I am giving it 4 stars, though, because is has been a vital source of knowledge in the attempt to reconnect to someone I shut out because of my earlier ignorance on the topic. The book, therefore, offers understanding on a perspective that I will never get from living reality and is hard to talk about for those who do. A reader lives a thousand lives, I guess.
The Complete Guide to Money
by Dave Ramsey
3 out of 5 stars
Dave’s book is a great read for people who are trying to get control over their finances.
In the beginning of the book, Dave expresses an immense empathy for people that get into financial problems and explains plainly that it can really happen to anybody.
Dave’s baby steps to financial stability have really pushed me to get my own basics in order. By now, my emergency savings have risen up to the right level, and I have started investing in two mutual (green) funds. Moreover, the tips for the household finances have also helped us a great bunch.
However, Dave did not need to write such an extensive book, nor needed he refer to his religious beliefs so often as he did. I felt for the larger part of the book that I could skip ahead. The most important part of the book turned out to be the beginning, where Dave’s baby steps approach proved very valuable.
by Hans Rosling
5 out of 5 stars
Read in Portuguese so reviewed in Portuguese.
Meu segundo livro em português. Com a ajuda de um dicionário, pude ler este livro com muita facilidade. Isso é um sinal de que o livro é muito acessível e também muito informativo. Então, cinco estrelas de mim.
O que mais me impressionou neste livro é que, aparentemente, tantas pessoas passam a vida trabalhando em coisas das quais realmente não sabem o estado.
Pesquisadores que realmente não conhecem os dados. Fazemos a maior parte por conta própria, não com conhecimento. Todos nós temos preconceitos, e os Roslings nos mostram com surpreendente clareza.
O mundo não é bom, mas está melhorando, isso é certo, ao olhar para os dados reais.

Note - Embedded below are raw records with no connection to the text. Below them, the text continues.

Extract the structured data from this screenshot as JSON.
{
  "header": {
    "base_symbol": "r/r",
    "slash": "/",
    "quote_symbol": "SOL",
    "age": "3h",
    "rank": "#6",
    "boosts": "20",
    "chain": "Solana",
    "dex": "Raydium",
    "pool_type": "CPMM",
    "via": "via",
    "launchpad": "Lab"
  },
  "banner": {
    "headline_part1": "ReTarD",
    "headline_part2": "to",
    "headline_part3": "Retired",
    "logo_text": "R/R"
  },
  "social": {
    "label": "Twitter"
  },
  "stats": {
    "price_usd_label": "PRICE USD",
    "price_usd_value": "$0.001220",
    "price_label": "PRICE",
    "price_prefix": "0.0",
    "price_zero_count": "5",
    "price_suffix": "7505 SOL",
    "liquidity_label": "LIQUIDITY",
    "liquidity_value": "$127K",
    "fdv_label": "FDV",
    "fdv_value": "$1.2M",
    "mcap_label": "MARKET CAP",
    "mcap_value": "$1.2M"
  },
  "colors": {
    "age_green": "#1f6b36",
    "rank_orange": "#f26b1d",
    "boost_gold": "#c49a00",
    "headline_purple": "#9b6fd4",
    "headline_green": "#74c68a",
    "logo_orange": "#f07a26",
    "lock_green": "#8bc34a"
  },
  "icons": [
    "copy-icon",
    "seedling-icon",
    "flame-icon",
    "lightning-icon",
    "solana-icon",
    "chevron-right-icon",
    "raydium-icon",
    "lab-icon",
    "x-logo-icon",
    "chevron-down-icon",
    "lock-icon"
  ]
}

(English: My second book in Portuguese. With a little help from a dictionary, I could read this book very easily. This is a sign that the book is very accessible, and also very informative. So, five stars from me. What bothers me most about this book is that apparently so many people spend their lives working on things they don’t really know the status of. Researchers who don’t really know the data. We do most of it on our own, not in knowledge. We all do prejudices, and the Roslings show us with surprising clarity. The world is not good, but it is improving, that’s for sure, when you look at the real data.)
Reinventing Capitalism in the Age of Big Data
by Viktor Mayer-Schönberger and Thomas Ramge
3 out of 5 stars
A book with a big title like this promises a lot. However, I am not sure that it delivered on its promises.
The first 8 chapters were not that information dense, I felt I was reading the same thing over and over. Yes, I get it, data rich markets are the next big thing. Actually, I kinda felt many of the things that were mentioned were already in place for a while, like Spotify, Ebay and Google ads.
However, in chapter 9 and 10, the authors took a turn on a pathway of thought I had not taken before. It went into the governmental and regulatory implications for such a data-rich market world. Most inspiring was their plead for setting up new mechanisms, facilitating the feedback of learnings from data by companies back into the society and open for others to use. This could possibly counter-act the monopolies on data we are seeing nowadays. However, these insights came too little and too late for me to give this book more than 3 stars though.
With 10 books a year it will take me a 100 years to read a 1000. I am afraid I don’t have that amount of time, so in 2021 I need devour more pages! I am open to hearing suggestions for good reads here in the comments.